Farah Nabulsi et le Golgotha du peuple palestinien

« The Present », premier film de la réalisatrice anglo-palestinienne Farah Nabulsi, vient d’être nominé aux Oscars dans la section court-métrage, ainsi qu’aux Bafta. Il est déjà disponible sur Netflix.

Image tirée du court-métrage « The Present » de Farah Nabulsi. Photo DR

Colette Khalaf, 24 mars 2021
 
 The Present ou Le Cadeau est le premier court-métrage de fiction de la réalisatrice anglo-palestinienne Farah Nabulsi qui vient d’être nominé aux Oscars ainsi qu’aux Bafta britanniques (British Academy of Film and Television Arts). D’une durée de 24 minutes, ce film présente à travers un petit événement du quotidien la vie douloureuse du peuple palestinien.

Les yeux de l’enfance

Dans The Present, Farah Nabulsi raconte un fait qui pourrait être divers et banal aux yeux de tous mais qui, en Palestine occupée, prend une ampleur dramatique. En 24 minutes, la cinéaste dresse le portrait d’un peuple à qui on vole chaque jour sa dignité et sa liberté de mouvement. Un peuple qui vit au quotidien sous le joug de l’oppresseur mais aussi de l’humiliation.

À l’occasion de l’anniversaire de leur mariage, un père, magistralement interprété par Saleh Bakri, promet à sa femme de lui offrir un réfrigérateur. C’est donc en compagnie de sa fille qu’il se rend en Cisjordanie pour acheter le cadeau espéré. C’est sans compter les embûches, les routes coupées, les moqueries des soldats aux barrages qui transforment cette sortie en une longue traversée semée d’humiliations que ce père doit subir tout en gardant le silence et en baissant la tête devant sa fille. Dans le regard de la petite fille se lit d’ailleurs l’amour qu’elle porte à son père et la douleur de le voir ainsi courber l’échine. Ce « Golgotha » est vécu une centaine de fois par les Palestiniens qui ont à traverser tous les jours les frontières érigées sur leur propre sol.

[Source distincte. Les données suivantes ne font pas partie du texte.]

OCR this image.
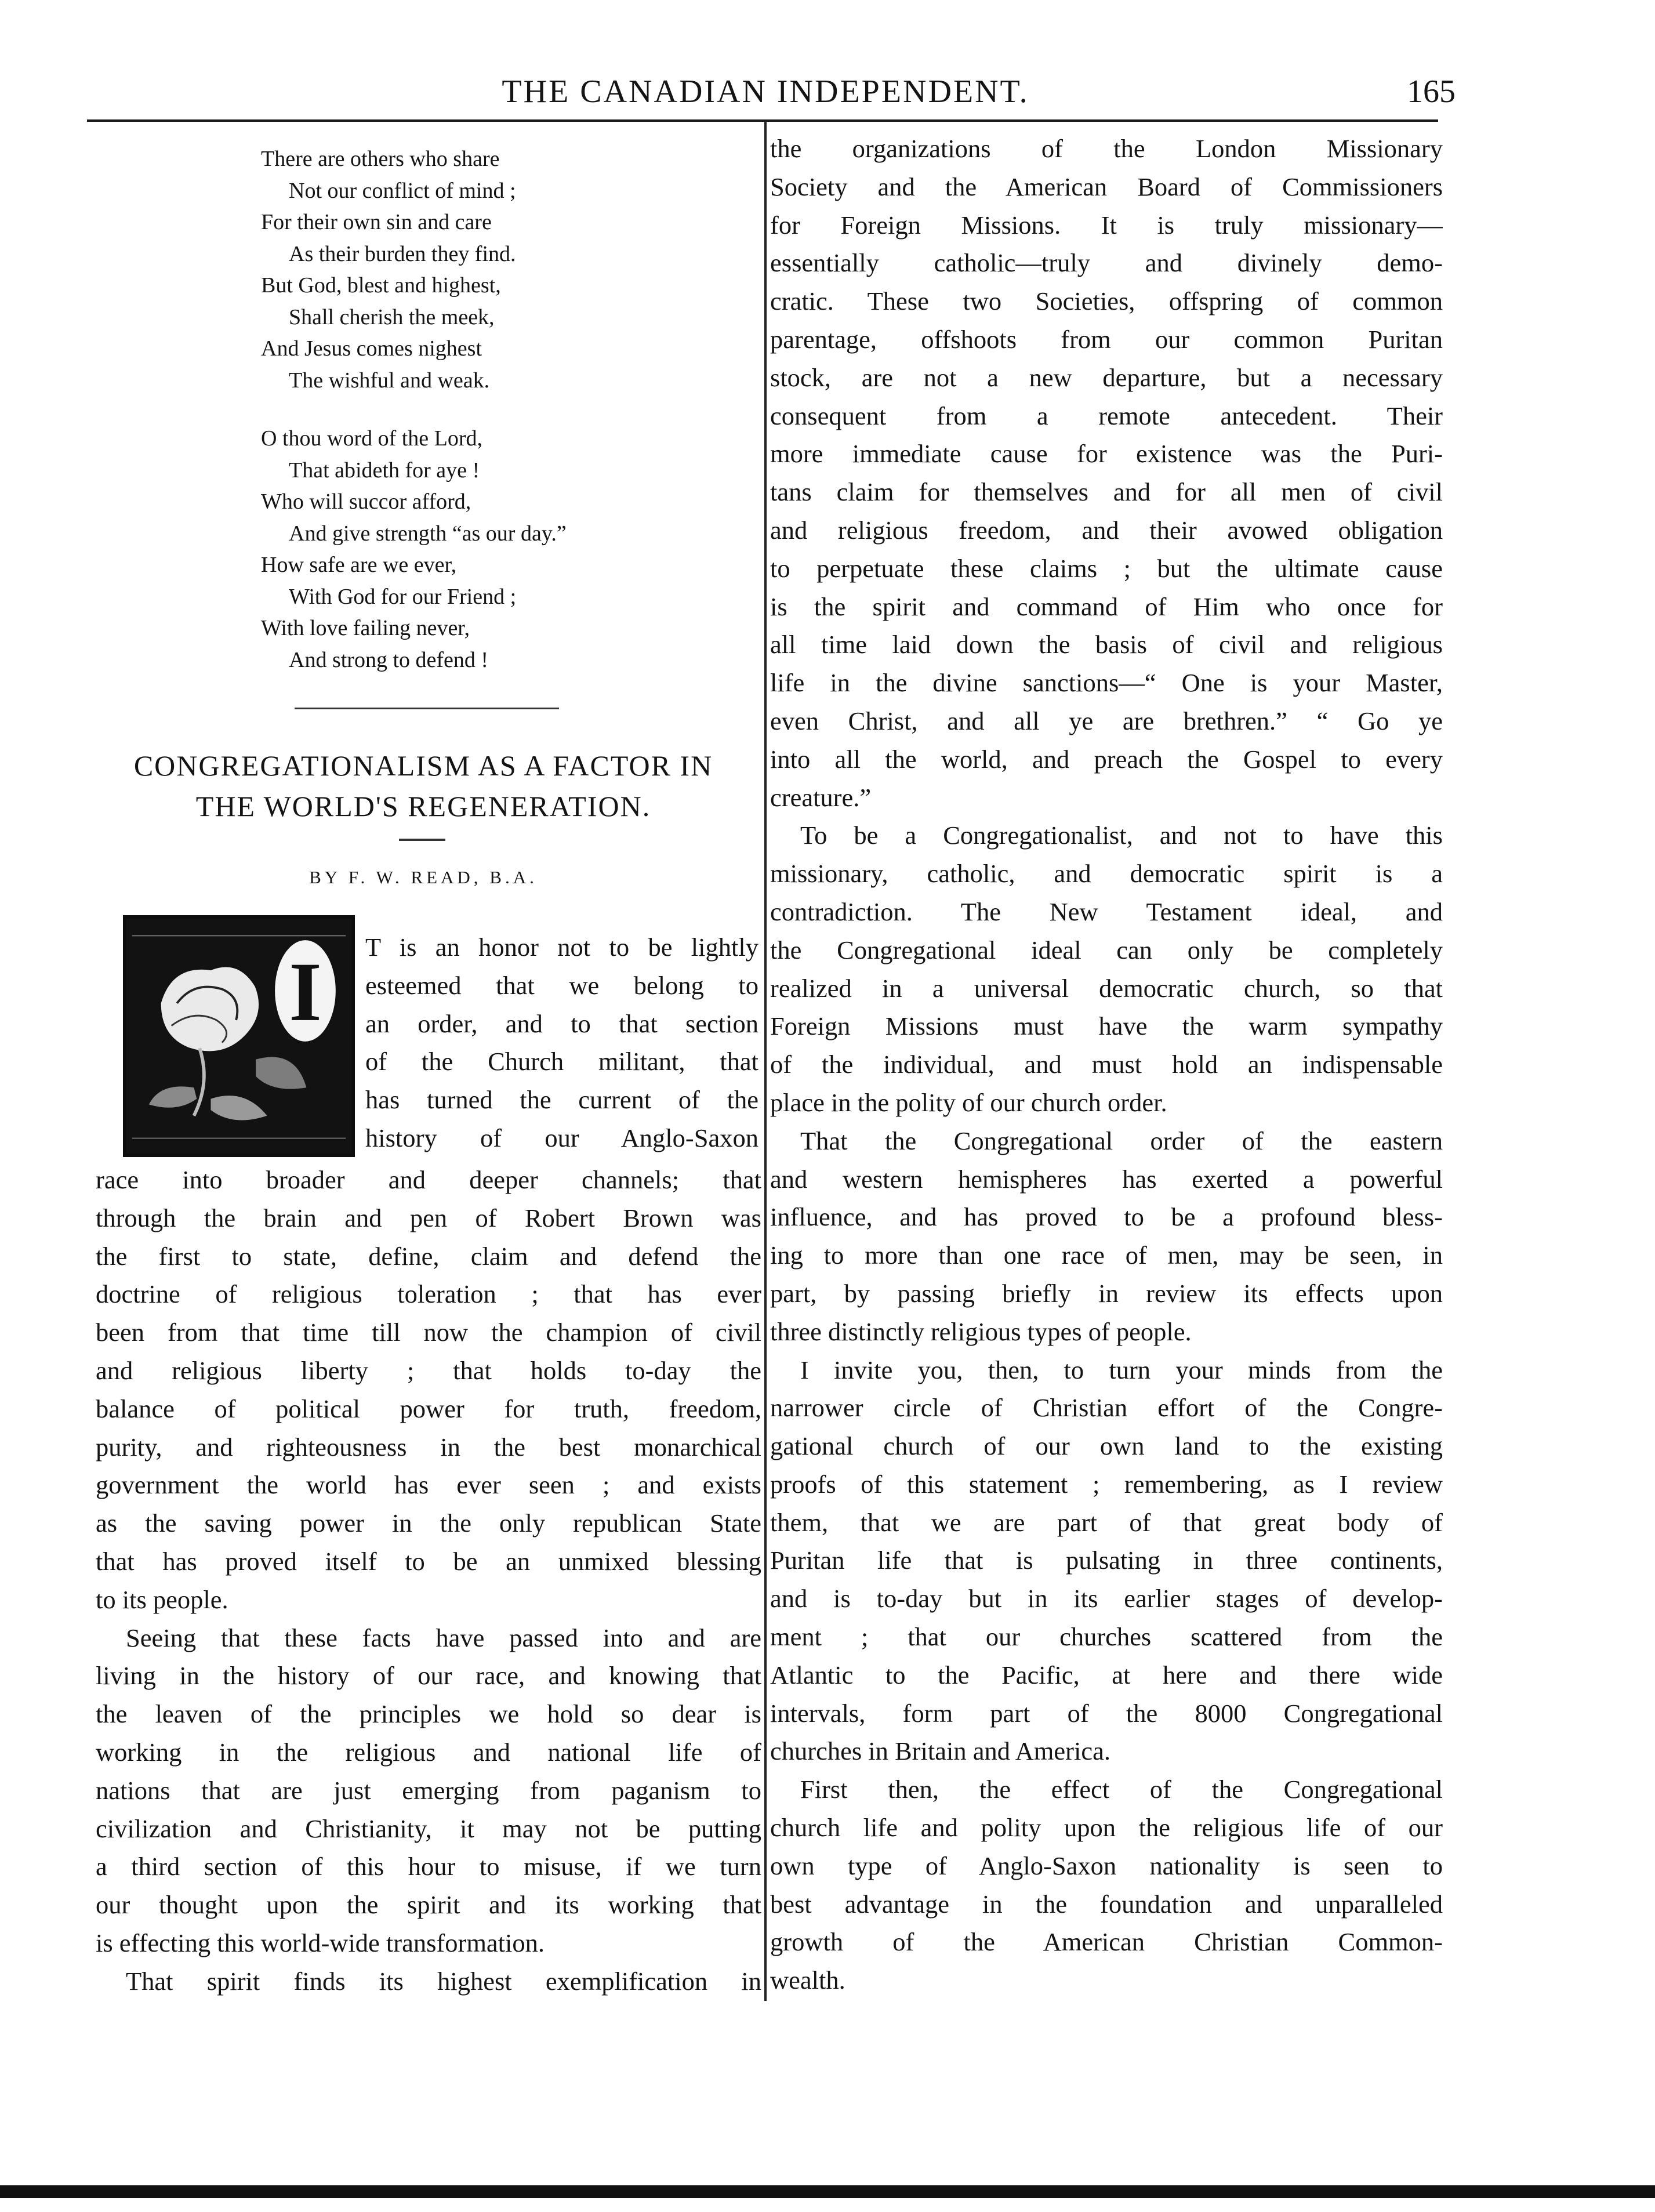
THE CANADIAN INDEPENDENT.	165
There are others who share
Not our conflict of mind ;
For their own sin and care
As their burden they find.
But God, blest and highest,
Shall cherish the meek,
And Jesus comes nighest
The wishful and weak.
O thou word of the Lord,
That abideth for aye !
Who will succor afford,
And give strength “as our day.”
How safe are we ever,
With God for our Friend ;
With love failing never,
And strong to defend !
CONGREGATIONALISM AS A FACTOR IN
THE WORLD'S REGENERATION.
BY F. W. READ, B.A.
I T is an honor not to be lightly
esteemed that we belong to
an order, and to that section
of the Church militant, that
has turned the current of the
history of our Anglo-Saxon
race into broader and deeper channels; that
through the brain and pen of Robert Brown was
the first to state, define, claim and defend the
doctrine of religious toleration ; that has ever
been from that time till now the champion of civil
and religious liberty ; that holds to-day the
balance of political power for truth, freedom,
purity, and righteousness in the best monarchical
government the world has ever seen ; and exists
as the saving power in the only republican State
that has proved itself to be an unmixed blessing
to its people.
Seeing that these facts have passed into and are
living in the history of our race, and knowing that
the leaven of the principles we hold so dear is
working in the religious and national life of
nations that are just emerging from paganism to
civilization and Christianity, it may not be putting
a third section of this hour to misuse, if we turn
our thought upon the spirit and its working that
is effecting this world-wide transformation.
That spirit finds its highest exemplification in
the organizations of the London Missionary
Society and the American Board of Commissioners
for Foreign Missions. It is truly missionary—
essentially catholic—truly and divinely demo-
cratic. These two Societies, offspring of common
parentage, offshoots from our common Puritan
stock, are not a new departure, but a necessary
consequent from a remote antecedent. Their
more immediate cause for existence was the Puri-
tans claim for themselves and for all men of civil
and religious freedom, and their avowed obligation
to perpetuate these claims ; but the ultimate cause
is the spirit and command of Him who once for
all time laid down the basis of civil and religious
life in the divine sanctions—“ One is your Master,
even Christ, and all ye are brethren.” “ Go ye
into all the world, and preach the Gospel to every
creature.”
To be a Congregationalist, and not to have this
missionary, catholic, and democratic spirit is a
contradiction. The New Testament ideal, and
the Congregational ideal can only be completely
realized in a universal democratic church, so that
Foreign Missions must have the warm sympathy
of the individual, and must hold an indispensable
place in the polity of our church order.
That the Congregational order of the eastern
and western hemispheres has exerted a powerful
influence, and has proved to be a profound bless-
ing to more than one race of men, may be seen, in
part, by passing briefly in review its effects upon
three distinctly religious types of people.
I invite you, then, to turn your minds from the
narrower circle of Christian effort of the Congre-
gational church of our own land to the existing
proofs of this statement ; remembering, as I review
them, that we are part of that great body of
Puritan life that is pulsating in three continents,
and is to-day but in its earlier stages of develop-
ment ; that our churches scattered from the
Atlantic to the Pacific, at here and there wide
intervals, form part of the 8000 Congregational
churches in Britain and America.
First then, the effect of the Congregational
church life and polity upon the religious life of our
own type of Anglo-Saxon nationality is seen to
best advantage in the foundation and unparalleled
growth of the American Christian Common-
wealth.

Brillamment traité en 24 minutes, tout en pudeur mais avec une charge émotionnelle très forte, ce sujet a certes une résonance universelle. Mais il a principalement pour but de faire savoir au monde entier qu’un peuple, très loin d’eux, vit un chemin de croix tous les jours, dont les drames ne sont relayés que par des médias indifférents, presque déshumanisés. Seule la force du cinéma, sur laquelle peut compter Farah Nabulsi et d’autres cinéastes, peut enfin dévoiler la vérité et éclairer une réalité que les pays dits développés, calfeutrés dans leur confortable « civilisation », ont souvent tendance à oublier.

Farah Nabulsi (depuis son site internet)

Fille de Palestiniens qui ont eu la chance de s’installer en Grande-Bretagne dans les années 1970 – contrairement aux millions de personnes qui restent apatrides dans les camps de réfugiés –, Farah Nabulsi fait son éducation à Londres. Elle commence sa carrière en tant que courtier institutionnel en actions et obtient le titre de Corporate finance advisory (CFA) chez JP Morgan Chase, avant de créer une institution axée sur les enfants qu’elle a dirigée pendant 10 ans. Défenseure acharnée des droits de l’homme, ce n’est qu’en 2015 qu’elle commence à s’orienter vers l’industrie cinématographique et à y travailler. Un nouveau langage qu’elle adopte pour défendre son peuple opprimé. C’est donc à travers la société de production qu’elle fonde que la cinéaste écrit, produit et réalise des films de fiction, explorant des sujets chers à son cœur.